Being an extreme pessimist and grumbler may be unhealthy. As it turns out, such attitude may also be unpleasant for people from the closest surrounding – it reflects the motivation and engagement, it causes that an aesthetic and sporty figure stays in the dream zone.
Negative surrounding = bigger waistline?
Unfortunately, you can get infected by “bad energy”, which influences negatively the comfort of life and the body aesthetics. As the specialists' observations prove, people who stay in relationship with toxic people (friends, family) much more often have problems with body mass and composition comparing to others who are free from such behaviour. How can we recognise a person full of negative energy? Such a delinquent is permanently dissatisfied, frustrated, sceptical, criticises everything, very often complains, doesn't take up any challenges (“because nothing makes sense anyway”), s/he would rather complain on the life's injustices. The “fattening” potential of a relationship of this type is mostly connected with creating additional stress, as well as with the efficient lowering of motivation – because how many times can you hear the following: “you won't make it to improve the body aesthetic”, together with the whole list of sad, frustrating justifications. In case when the toxic person lacks arguments, there appear statements concerning the transitoriness of achieved effects, and it may also be supported by depreciation of their importance, often in a very sad way (e.g. “so what you lost weight, if you are still short”).

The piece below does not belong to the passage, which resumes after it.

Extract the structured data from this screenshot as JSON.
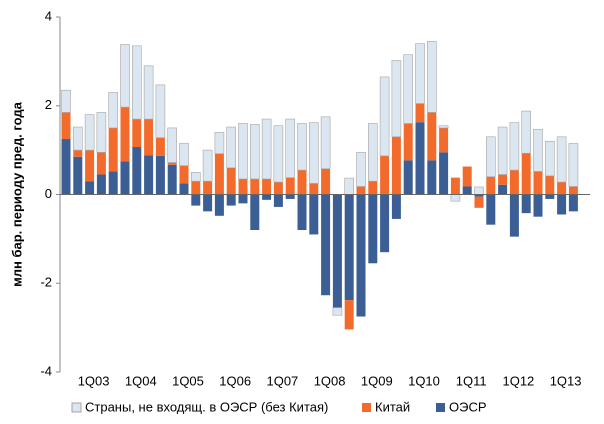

How to cope with negative surrounding?
There is no universal way for the “energy vampires” from your closest surrounding. At first you should realize how negative such babble may have on the efficiency of actions aimed at improving the body aesthetics. Another thing, I think it's the most obvious one, is limiting contact with people who bring you down and choose those who are open-minded and positive. However, this matter may be more complicated if such negative energy comes from your closest family, with which you share house – e.g. from the parents or the partner. Nevertheless, you can try to take control over your own goals. It may be strange, but avoiding arguments on particular subjects and the consequent realisation of your action plan helps in such situations. Although the beginning may be hard, by using the technique of small steps, you can work out some compromise, and you can even inspire the closest people to choose similar path. What else can you do? Choose motivated and positive people to surround you, try to be assertive, concentrate on priorities, appreciate the progress and don't let yourself go into the trap of bad emotions.
The closest surrounding may influence the efficiency of undertaken actions directed at the improvement of body aesthetics. Extreme pessimists, who are dissatisfied with life and themselves, as well as critical of other people's actions, may cause worsening of problems connected with excess body fat. It's worth to remember that fact and avoid engaging in such relationships.